Debt consolidation is also used to describe getting a loan to pay off old debts and then making one payment to the new lender.
But debt consolidation is sometimes used to describe a short-term payday loan. Although it is a new loan, the repayment period may be measured in weeks or a few months. If you don’t repay the loan by the short due date you can pay substantially more than you are paying now.
Debt consolidation may also be thought of as a balance transfer to a new credit card. While technically a new lender, these offers typically come with low or no interest rate promotional periods which will roll into high-interest-rate when the introductory period expires. In the long run, these offers can be very expensive if you don’t pay off the entire balance before the 0 percent rate period ends. Cleverly, the introductory periods with no interest also require a very small minimum payment to help make you miss the low-cost payoff.
Regardless of which debt consolidation approach you use it can be fairly easy to tell what solution is right for you. One quick trick is to use my online Get Out of Debt Calculator to compare options.
You might fall into the debt consolidation trap where your monthly payment might be lower than what you are paying now. Typically that’s simply because the new debt consolidation loan is for a longer period of time. While the monthly payment may be lower, the long repayment period can significantly increase the amount you are paying back and making the cost of the loan substantially more expensive.
More concentration on the math can help you spot a debt consolidation loan offer that is more expensive because it has a higher interest rate. Interest rates are determined by your risk as a borrower.
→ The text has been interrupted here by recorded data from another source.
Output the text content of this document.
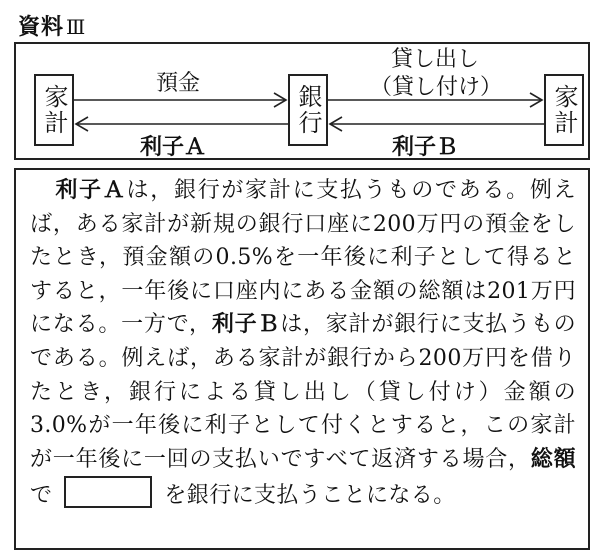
資料 Ⅲ
家計	銀行	家計
預金
貸し出し
（貸し付け）
利子Ａ	利子Ｂ

利子Ａは，銀行が家計に支払うものである。例えば，ある家計が新規の銀行口座に200万円の預金をしたとき，預金額の0.5%を一年後に利子として得るとすると，一年後に口座内にある金額の総額は201万円になる。一方で，利子Ｂは，家計が銀行に支払うものである。例えば，ある家計が銀行から200万円を借りたとき，銀行による貸し出し（貸し付け）金額の3.0%が一年後に利子として付くとすると，この家計が一年後に一回の支払いですべて返済する場合，総額で	を銀行に支払うことになる。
The more debt you are carrying or your spotty payment record can drive up the interest rate you may be charged for a debt consolidation loan to above 30 percent.
Ironically, the people with the best credit scores who will pay the least amount of interest are those who are not in debt trouble and are looking the least for such a loan.
If the math makes sense for you and you’ve found a offer that makes sense and adds up to a better deal, consolidating your debt into a lower overall cost loan can help you to come out ahead. In my experience, these lower cost loans are available to people who took out expensive loans, rebuilt their credit score, and then became candidates to refinance older debt consolidation loans into a new lower-cost loan.
These loans are typically available for people who are not in the midst of a financial mess and who have exceptionally good credit.